# Detector de llama UV



## ElPack (Feb 28, 2010)

Hola compañeros.

Estoy desarrollando una aplicación para controlar el encendido de unos quemadores de gas para un horno industrial, y el detector de la llama utiliza una lámpara de UV de cuatro pines y con la siguiente referencia:

                                  Sylvania P607.105

He estado navegando por internet, pero apenas he encontrado información sobre la misma.

¿Alguien conoce este tipo de lámpara?

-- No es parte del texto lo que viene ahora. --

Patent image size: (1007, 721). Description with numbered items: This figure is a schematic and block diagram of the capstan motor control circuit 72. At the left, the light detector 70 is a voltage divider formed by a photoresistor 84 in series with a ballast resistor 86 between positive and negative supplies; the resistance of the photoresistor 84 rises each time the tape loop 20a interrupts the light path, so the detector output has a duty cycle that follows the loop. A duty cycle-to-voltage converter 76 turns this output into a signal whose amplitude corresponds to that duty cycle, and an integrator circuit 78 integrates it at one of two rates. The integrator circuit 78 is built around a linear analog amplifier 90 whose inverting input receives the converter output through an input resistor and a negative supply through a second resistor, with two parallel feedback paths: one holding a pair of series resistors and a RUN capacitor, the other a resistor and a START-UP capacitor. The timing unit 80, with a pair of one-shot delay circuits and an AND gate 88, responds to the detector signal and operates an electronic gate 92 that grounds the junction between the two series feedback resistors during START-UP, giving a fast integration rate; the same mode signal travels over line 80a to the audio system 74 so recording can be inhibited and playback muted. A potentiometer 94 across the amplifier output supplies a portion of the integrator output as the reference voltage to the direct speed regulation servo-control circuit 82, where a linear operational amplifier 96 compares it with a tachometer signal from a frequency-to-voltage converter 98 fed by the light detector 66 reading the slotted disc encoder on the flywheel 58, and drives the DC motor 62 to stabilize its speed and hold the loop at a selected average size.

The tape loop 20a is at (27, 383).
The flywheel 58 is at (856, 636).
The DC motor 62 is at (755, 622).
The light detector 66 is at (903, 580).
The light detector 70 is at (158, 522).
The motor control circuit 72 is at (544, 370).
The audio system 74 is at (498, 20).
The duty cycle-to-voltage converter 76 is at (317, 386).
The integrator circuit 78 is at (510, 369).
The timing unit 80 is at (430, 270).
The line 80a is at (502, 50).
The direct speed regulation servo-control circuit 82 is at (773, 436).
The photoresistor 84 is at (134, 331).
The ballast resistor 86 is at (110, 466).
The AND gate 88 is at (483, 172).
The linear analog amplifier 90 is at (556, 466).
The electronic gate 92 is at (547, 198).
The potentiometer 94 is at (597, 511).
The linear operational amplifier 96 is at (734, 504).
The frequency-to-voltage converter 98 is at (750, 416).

Si es así, agradecería que me facilitara la información técnica que posea.

De antemano mil gracias.

Saludos
ElPack


----------



## Fogonazo (Feb 28, 2010)

Encarar un proyecto en base a un componente difícil de conseguir no es muy lógico.
¿ Que función cumple tu lámpara ?
¿ No se puede reemplazar por LED´s Ultravioletas?


----------



## zorattigm (Mar 2, 2010)

Estimado:

Podrias facilitarnos el modelo y marca de tu detector de llama

Muchas Gracias

Gabriel


----------



## ElPack (Mar 3, 2010)

El modelo es el CR-36, y la empresa que la comercializa en España es APQ.

De todas formas, ya he encontrado algo equivalente que me ha servido.

Gracias.


----------



## DOSMETROS (Mar 3, 2010)

. . . claro , es un sensor (receptor) no una lámpara (emisora) de UV . . .


----------



## marioearce (Jul 27, 2012)

Buenas!!

Mi consulta es esta 

Me estoy armando un quemador para fundir aluminio y en el control de falla de flama (que no es honeywell) voy a utilizar un sensor UV honeywell c7027A, tengo entendido que tengo que amplificar la señal para que me lo lea el control, yo consegui para amplificar la señal un componente honeywell R7290A1001 pero no supe como conectarlo o hacer que me funcione correctamente mis preguntas son:

1 como conecto el sensor uv al amplificador que menciono anteriormente ( si alguien lo ha intentado alguna vez) 

2 si alguien tiene el diseño de un amplificador que me funcione con este sensor se lo agradeceria mucho que me envie los planos 

muchas gracias


----------



## DOSMETROS (Jul 27, 2012)

Los sensores ópticos de llama tienen el problema de ensuciarse con hollín , y por eso comunmente se aplican por ionizacion.

https://www.forosdeelectronica.com/search.php?cx=partner-pub-2315955773772045%3A6dec67-l8wx&cof=FORID%3A10&ie=ISO-8859-1&q=sensor+de+llama&sa=Buscar&siteurl=www.forosdeelectronica.com%2Ff19%2Fpuente-h-mosfet-n-66343%2Findex2.html&ref=www.forosdeelectronica.com%2Ff19%2Fpuente-h-mosfet-n-66343%2F&ss=3680j1064200j15

Saludos !


----------



## bcq veron (Nov 3, 2012)

El sensor C7047A Minipeeper Uktraviolet Flame  Detector es la foto celda ultravioleta,
Honeywell lo mismo que el amplificador R7290 A 1001 con 3 segundos de respuesta de flama, para húsar en los controles primarios de flama R4795A, D.
Perdón mi pregunta es cual protecto relevador que no es Honeywell, de que marca y modelo.
Saludos Cordiales


----------